Of course, Payne had well prepared Irving for what he was going to read; it was no surprise to the American that Mary was interested in him. But now, in the correspondence, he was learning some details. I try to imagine what he was thinking as he read those letters—letters that Mary surely knew (hoped?) Payne would share with Irving. Was he shocked? Worried? Horrified? Flattered? All of the above?
The only thing we know for certain is that he was not “interested”—not in the way Mary clearly was. And why not? Mary Shelley—to my mind—was one of the most interesting women I’ve ever read about. Brilliant (think about Frankenstein—published when she was only twenty years old!), attractive (from all accounts), diligent, a wonderful mother (her only living son, Percy, adored her), a loyal friend, and on and on. What’s not to like?
Well, for Irving, one thing was surely her reputation. Her elopement with the married Bysshe Shelley when she was just sixteen, her well-known friendship with the notorious Lord Byron, her controversial parents (Godwin and Wollstonecraft—also publicly reviled for their social and political beliefs and behavior)—all of these were factors that would cause a cautious man to hesitate.
And, naturally, there’s really nothing too rational about the attractions between the sexes. You can’t talk yourself into desire. It’s there or it isn’t. Mary clearly felt it; Irving clearly did not.
But there’s another possibility that has occurred to some—including a few of his biographers. Was Washington Irving gay? A couple of recent biographers have dealt more or less directly with it. In his The Original Knickerbocker: The Life of Washington Irving (2007), Andrew Burstein is less explicit. For so long indefinite in his stated attractions, he writes, the self-conscious bachelor did not express hunger for women; rather, he sought innocent perfection from them.

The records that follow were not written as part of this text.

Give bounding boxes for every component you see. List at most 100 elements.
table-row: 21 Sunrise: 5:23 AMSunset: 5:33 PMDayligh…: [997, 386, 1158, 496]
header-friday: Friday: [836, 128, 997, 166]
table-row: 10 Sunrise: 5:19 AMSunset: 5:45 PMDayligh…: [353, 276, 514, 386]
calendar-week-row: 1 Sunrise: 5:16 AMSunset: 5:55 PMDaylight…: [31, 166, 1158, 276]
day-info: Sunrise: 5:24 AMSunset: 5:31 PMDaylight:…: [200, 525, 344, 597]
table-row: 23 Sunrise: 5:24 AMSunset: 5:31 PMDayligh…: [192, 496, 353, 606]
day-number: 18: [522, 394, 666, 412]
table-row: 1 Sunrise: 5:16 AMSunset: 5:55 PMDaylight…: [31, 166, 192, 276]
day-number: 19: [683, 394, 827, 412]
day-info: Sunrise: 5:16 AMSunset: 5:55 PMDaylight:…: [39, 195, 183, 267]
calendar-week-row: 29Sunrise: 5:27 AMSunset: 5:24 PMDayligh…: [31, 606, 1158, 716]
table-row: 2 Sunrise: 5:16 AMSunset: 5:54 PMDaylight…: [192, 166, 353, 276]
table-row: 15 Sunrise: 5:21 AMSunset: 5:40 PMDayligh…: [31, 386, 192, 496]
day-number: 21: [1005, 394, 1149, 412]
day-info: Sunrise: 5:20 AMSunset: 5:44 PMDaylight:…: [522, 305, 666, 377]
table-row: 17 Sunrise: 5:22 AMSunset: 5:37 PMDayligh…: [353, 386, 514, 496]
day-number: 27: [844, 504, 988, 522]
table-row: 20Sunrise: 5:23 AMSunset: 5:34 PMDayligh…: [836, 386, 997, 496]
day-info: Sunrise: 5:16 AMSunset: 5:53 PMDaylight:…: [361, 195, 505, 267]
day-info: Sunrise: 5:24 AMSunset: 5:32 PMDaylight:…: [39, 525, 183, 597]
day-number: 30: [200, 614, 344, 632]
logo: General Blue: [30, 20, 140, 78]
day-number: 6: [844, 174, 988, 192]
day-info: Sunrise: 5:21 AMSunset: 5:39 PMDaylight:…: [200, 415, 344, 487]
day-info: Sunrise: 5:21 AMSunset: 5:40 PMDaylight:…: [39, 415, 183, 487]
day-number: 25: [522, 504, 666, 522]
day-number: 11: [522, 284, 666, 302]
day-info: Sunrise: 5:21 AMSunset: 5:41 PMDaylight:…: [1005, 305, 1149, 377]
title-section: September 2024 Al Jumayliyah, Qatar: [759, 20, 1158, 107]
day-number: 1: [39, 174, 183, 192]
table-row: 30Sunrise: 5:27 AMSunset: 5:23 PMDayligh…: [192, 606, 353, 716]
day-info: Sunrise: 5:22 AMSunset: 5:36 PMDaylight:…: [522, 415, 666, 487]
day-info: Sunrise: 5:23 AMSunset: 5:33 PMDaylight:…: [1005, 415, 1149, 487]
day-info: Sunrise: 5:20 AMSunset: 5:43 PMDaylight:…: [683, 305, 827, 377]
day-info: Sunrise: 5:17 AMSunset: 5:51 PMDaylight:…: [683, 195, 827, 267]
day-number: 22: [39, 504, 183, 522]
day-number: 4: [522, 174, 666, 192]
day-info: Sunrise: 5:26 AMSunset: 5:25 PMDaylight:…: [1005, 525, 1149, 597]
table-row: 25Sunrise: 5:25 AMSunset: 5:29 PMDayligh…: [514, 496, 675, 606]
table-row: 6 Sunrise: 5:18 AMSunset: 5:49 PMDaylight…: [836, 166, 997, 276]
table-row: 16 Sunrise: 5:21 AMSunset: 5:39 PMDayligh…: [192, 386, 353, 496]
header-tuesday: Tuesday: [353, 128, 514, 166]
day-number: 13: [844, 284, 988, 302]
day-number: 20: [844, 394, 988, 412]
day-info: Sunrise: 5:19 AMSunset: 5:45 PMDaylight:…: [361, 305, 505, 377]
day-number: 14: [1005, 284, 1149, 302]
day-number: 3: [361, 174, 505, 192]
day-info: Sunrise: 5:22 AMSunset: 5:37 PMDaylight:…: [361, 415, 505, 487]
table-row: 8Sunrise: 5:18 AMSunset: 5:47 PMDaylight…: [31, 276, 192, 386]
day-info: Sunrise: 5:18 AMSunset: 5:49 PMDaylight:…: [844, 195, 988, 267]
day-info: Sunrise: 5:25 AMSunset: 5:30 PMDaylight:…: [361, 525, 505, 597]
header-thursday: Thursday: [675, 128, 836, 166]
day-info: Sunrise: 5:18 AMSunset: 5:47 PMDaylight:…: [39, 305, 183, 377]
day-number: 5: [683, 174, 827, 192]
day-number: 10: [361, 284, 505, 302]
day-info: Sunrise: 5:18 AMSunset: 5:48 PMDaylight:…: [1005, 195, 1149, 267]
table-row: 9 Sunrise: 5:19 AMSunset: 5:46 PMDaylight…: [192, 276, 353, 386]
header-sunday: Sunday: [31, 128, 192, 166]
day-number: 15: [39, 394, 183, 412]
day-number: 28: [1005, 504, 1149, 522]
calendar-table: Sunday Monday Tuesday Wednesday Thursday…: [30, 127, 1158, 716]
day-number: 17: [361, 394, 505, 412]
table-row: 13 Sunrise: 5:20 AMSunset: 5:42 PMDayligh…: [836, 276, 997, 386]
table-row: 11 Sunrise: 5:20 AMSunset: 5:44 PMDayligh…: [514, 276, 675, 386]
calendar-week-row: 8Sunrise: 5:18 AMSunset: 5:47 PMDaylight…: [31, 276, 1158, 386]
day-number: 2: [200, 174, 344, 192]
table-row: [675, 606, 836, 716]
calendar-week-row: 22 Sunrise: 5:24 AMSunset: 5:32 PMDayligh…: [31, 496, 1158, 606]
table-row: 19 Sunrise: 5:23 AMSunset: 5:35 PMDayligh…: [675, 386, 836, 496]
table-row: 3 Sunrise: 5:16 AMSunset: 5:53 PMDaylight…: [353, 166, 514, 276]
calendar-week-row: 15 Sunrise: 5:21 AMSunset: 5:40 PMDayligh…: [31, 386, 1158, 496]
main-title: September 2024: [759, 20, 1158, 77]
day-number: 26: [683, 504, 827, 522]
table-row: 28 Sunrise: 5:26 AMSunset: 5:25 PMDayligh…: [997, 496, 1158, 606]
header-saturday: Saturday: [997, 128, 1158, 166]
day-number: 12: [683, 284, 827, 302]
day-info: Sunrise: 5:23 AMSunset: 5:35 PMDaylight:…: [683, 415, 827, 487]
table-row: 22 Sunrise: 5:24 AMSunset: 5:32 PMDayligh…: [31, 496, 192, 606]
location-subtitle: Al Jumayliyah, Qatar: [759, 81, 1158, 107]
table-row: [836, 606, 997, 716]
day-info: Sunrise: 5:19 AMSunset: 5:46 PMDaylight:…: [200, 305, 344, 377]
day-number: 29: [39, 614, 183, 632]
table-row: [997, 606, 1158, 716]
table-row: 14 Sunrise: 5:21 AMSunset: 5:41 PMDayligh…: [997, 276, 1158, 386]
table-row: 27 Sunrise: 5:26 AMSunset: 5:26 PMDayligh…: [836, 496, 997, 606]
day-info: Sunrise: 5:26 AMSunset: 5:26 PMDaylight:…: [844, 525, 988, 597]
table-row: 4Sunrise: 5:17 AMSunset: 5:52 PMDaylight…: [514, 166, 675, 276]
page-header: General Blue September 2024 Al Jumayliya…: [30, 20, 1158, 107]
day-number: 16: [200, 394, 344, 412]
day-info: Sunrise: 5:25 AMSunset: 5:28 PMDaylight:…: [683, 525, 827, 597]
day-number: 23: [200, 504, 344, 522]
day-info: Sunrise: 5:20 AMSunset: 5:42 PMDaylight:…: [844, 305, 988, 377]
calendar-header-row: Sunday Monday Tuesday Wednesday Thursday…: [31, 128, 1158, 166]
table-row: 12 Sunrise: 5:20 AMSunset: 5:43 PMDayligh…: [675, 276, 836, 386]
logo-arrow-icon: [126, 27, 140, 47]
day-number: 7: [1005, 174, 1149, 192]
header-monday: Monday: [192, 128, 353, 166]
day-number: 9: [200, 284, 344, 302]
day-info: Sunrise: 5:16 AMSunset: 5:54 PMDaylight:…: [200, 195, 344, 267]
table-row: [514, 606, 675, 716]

Bryan J. Jones—in his Washington Irving: An American Original (2008)—is more direct: Irving’s possible homosexuality must also be considered. … Once Matilda [Hoffman, his early love] died, however, Irving [just about to turn 26], the gay bachelor—perhaps literally—was off the hook for the rest of his life. He could simply claim, as sentimental biographers did for decades, that Matilda’s death had so scarred him that it was impossible for him to ever marry another.
There’s been some speculation online, as well (Google it!), and one site shows that 67% of those voting said that Irving was gay. Of course, the only thing scientific about this finding is that it uses a number; the rest? Worthless.